The Steal Bride of Evil God 2
ある日の放課後に教室に全員を集めて、二人が葵と綾乃が付き合った事を告白すると、全員が祝福した後、おめでたい雰囲気と、険悪なオーラを放つ洵の二極になる。
「二度と綾乃に近づくなって言わなかったっけ?」
「聞いてない。耳悪くてすんませんね」
葵と洵が取り敢えずメンチを切りながらの火花を散らす展開をよそに、摩子が綾乃に近づいて、おめでとうと伝える。
「あの後どうなったか気を揉んでたけど、良かったわね綾乃」
「うん、ありがとう!摩子と花音のお陰だよ」
綾乃が勘違いで振られた後遺症で不登校になり、葵が洵に学校の屋上で怒りの制裁の腹パンを食らった後、関係修復に花音と摩子と葵で綾乃の家に尋ねてくれなければ、結末はきっと変わっていた。花音が嬉しそうにしてから、主の言葉を綾乃に伝える。
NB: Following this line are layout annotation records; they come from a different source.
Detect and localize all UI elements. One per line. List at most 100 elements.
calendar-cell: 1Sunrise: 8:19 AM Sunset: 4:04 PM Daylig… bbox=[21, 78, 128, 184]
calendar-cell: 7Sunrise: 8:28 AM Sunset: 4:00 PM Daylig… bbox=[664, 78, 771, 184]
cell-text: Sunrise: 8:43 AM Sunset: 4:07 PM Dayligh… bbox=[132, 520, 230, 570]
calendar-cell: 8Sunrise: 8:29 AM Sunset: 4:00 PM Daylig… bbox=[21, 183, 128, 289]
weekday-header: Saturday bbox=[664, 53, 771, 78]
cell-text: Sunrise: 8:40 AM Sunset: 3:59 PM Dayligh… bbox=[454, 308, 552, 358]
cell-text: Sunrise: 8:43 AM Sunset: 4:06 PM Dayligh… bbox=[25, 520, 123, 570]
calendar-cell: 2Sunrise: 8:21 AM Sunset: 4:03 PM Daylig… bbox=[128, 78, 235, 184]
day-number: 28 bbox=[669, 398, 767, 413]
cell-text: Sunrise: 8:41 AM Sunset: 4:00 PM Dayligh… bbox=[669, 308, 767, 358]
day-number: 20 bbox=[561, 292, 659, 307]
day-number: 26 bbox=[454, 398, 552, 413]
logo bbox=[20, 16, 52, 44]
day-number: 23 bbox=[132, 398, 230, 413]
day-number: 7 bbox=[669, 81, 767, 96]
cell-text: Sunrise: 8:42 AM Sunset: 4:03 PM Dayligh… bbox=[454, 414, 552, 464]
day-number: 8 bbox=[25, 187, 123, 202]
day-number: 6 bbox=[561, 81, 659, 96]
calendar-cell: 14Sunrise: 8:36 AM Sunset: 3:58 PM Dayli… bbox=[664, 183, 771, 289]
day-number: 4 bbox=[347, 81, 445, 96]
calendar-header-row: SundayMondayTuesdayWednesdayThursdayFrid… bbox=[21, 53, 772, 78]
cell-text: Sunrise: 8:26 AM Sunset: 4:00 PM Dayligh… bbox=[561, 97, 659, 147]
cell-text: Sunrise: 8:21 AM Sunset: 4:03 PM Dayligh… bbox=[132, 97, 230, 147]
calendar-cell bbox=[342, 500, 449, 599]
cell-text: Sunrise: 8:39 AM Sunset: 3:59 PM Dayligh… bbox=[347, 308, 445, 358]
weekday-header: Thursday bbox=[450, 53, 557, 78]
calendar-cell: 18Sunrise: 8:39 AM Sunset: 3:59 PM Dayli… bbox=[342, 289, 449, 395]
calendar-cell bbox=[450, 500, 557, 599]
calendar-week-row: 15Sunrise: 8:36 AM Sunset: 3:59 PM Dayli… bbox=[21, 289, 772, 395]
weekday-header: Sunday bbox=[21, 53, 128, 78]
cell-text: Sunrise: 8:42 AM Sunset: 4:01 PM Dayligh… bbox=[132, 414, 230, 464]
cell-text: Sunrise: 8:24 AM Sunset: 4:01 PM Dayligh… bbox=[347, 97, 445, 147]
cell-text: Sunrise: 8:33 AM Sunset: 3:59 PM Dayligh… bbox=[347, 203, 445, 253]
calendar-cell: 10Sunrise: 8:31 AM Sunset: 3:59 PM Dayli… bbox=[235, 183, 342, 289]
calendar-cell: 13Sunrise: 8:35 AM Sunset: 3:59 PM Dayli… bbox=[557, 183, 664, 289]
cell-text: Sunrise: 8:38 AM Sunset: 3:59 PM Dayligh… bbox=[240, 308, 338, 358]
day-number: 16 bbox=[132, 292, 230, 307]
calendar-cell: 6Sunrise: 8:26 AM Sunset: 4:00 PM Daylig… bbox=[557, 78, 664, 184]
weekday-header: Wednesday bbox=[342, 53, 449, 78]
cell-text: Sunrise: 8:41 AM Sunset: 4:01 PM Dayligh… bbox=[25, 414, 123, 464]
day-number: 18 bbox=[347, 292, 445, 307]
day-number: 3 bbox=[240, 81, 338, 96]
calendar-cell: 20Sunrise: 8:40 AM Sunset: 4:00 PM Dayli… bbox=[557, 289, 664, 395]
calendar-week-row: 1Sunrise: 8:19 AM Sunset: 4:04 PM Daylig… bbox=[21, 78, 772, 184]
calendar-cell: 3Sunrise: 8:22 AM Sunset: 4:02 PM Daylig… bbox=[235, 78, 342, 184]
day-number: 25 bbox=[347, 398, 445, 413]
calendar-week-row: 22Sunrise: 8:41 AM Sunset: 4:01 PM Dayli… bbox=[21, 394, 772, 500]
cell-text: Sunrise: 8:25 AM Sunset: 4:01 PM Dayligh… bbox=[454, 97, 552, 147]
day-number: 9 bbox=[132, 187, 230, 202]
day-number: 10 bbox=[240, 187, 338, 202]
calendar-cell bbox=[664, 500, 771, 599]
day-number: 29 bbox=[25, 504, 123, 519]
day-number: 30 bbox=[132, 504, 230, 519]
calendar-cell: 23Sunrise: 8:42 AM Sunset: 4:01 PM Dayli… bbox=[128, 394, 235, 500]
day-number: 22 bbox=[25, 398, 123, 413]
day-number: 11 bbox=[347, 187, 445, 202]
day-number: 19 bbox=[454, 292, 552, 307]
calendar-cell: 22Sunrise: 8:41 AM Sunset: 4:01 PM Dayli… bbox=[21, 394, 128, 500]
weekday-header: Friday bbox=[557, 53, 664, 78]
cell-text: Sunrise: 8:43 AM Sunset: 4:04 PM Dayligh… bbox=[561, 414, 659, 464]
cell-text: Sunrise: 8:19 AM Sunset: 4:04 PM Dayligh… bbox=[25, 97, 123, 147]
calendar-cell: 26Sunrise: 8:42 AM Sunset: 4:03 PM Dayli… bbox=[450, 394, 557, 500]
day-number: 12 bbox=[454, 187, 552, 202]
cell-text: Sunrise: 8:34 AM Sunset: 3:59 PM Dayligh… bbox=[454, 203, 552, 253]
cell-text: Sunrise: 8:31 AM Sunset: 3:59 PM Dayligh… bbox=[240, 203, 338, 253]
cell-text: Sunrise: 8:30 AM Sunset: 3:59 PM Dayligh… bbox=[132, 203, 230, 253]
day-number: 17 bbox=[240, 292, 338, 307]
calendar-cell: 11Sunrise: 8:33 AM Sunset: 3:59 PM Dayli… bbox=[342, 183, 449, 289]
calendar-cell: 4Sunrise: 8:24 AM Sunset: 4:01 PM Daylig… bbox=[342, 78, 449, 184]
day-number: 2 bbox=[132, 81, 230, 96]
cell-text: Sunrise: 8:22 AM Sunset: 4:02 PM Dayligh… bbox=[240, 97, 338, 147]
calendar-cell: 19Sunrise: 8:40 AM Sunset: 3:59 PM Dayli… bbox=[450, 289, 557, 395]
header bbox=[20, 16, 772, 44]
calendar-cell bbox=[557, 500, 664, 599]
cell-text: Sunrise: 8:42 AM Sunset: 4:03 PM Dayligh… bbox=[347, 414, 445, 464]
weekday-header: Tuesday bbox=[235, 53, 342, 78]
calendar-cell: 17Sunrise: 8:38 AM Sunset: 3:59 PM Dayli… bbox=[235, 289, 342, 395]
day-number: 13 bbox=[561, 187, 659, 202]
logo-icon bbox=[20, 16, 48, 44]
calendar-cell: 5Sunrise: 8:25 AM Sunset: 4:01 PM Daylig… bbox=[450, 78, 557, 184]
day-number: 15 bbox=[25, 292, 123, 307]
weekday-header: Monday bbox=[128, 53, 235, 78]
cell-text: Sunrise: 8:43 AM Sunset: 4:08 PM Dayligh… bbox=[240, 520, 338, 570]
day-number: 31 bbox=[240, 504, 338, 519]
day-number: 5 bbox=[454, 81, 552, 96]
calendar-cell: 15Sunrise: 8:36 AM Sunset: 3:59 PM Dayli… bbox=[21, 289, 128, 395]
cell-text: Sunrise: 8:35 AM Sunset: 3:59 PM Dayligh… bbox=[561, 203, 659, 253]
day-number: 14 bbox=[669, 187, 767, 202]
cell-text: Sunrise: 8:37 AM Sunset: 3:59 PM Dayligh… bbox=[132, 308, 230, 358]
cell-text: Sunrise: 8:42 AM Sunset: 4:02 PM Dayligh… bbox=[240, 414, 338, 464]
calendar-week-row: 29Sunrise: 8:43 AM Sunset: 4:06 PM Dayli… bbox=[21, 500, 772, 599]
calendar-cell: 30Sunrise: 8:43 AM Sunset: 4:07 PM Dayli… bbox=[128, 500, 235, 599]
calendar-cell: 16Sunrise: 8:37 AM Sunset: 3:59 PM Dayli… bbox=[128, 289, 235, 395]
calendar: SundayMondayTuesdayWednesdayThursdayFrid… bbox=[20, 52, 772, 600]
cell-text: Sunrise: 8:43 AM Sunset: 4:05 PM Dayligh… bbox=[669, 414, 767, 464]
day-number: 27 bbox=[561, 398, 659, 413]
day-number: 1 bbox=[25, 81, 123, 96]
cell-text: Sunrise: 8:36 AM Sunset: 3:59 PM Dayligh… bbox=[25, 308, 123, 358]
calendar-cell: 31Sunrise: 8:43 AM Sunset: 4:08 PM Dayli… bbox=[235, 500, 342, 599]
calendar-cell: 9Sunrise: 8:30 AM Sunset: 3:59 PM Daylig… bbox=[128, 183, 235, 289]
「お二人は魂で惹かれ合っていると主人が言ってました」
「そう言われると何だか、照れるな〜」
えへへ、と綾乃が照れると
「ーーー輪廻の輪を廻っても、お互いに求め合う運命だとも」
「それは流石に言い過ぎじゃないかしら」
摩子が言うと、心菜が口を挟む。
「浪漫があって良いじゃん。私、そういうの好きだよ。私もそんな恋がしてみたい!」
「心菜の恋人は、キッチリ俺等でお眼鏡叶うか見てやるから安心しな」
「ハードル高いから挫折案件不可避だけどね」
フフフ、と晃と智也が腕を組んでポージングする。
「今から絶交しといた方が良い?」
「泣くぞ」
「っと、二人共そろそろ行かないと」
智也が壁に設置された時計を見て時間を気に掛ける。
「あー⋯そうだった」
「牙王会の人に会わなきゃね」
「何だっけ、人狼の夏の甲子園がどうの言ってたヤツ?」
葵が尋ねると3人は頷いた。ものの、全く嬉しそうになく、暗い表情を見せている。
「いやー参加申請したのに何のミスがあったのか分かんないんだけど、晃が参加不可って返信が返ってきてさ」
洵が、思い当たる節がある事に気付かれぬ様に目を細める。
「何で俺だけ参加不可なんだよ!」
「落ち着きなよ、今からそれを聞きに行くんでしょ」
人狼の夏の甲子園ーーーもとい、牙王決定戦、バトルロワイヤルに参加を申請したはずなのに晃だけが参戦不可能という波乱の満ちた幕開けとなった。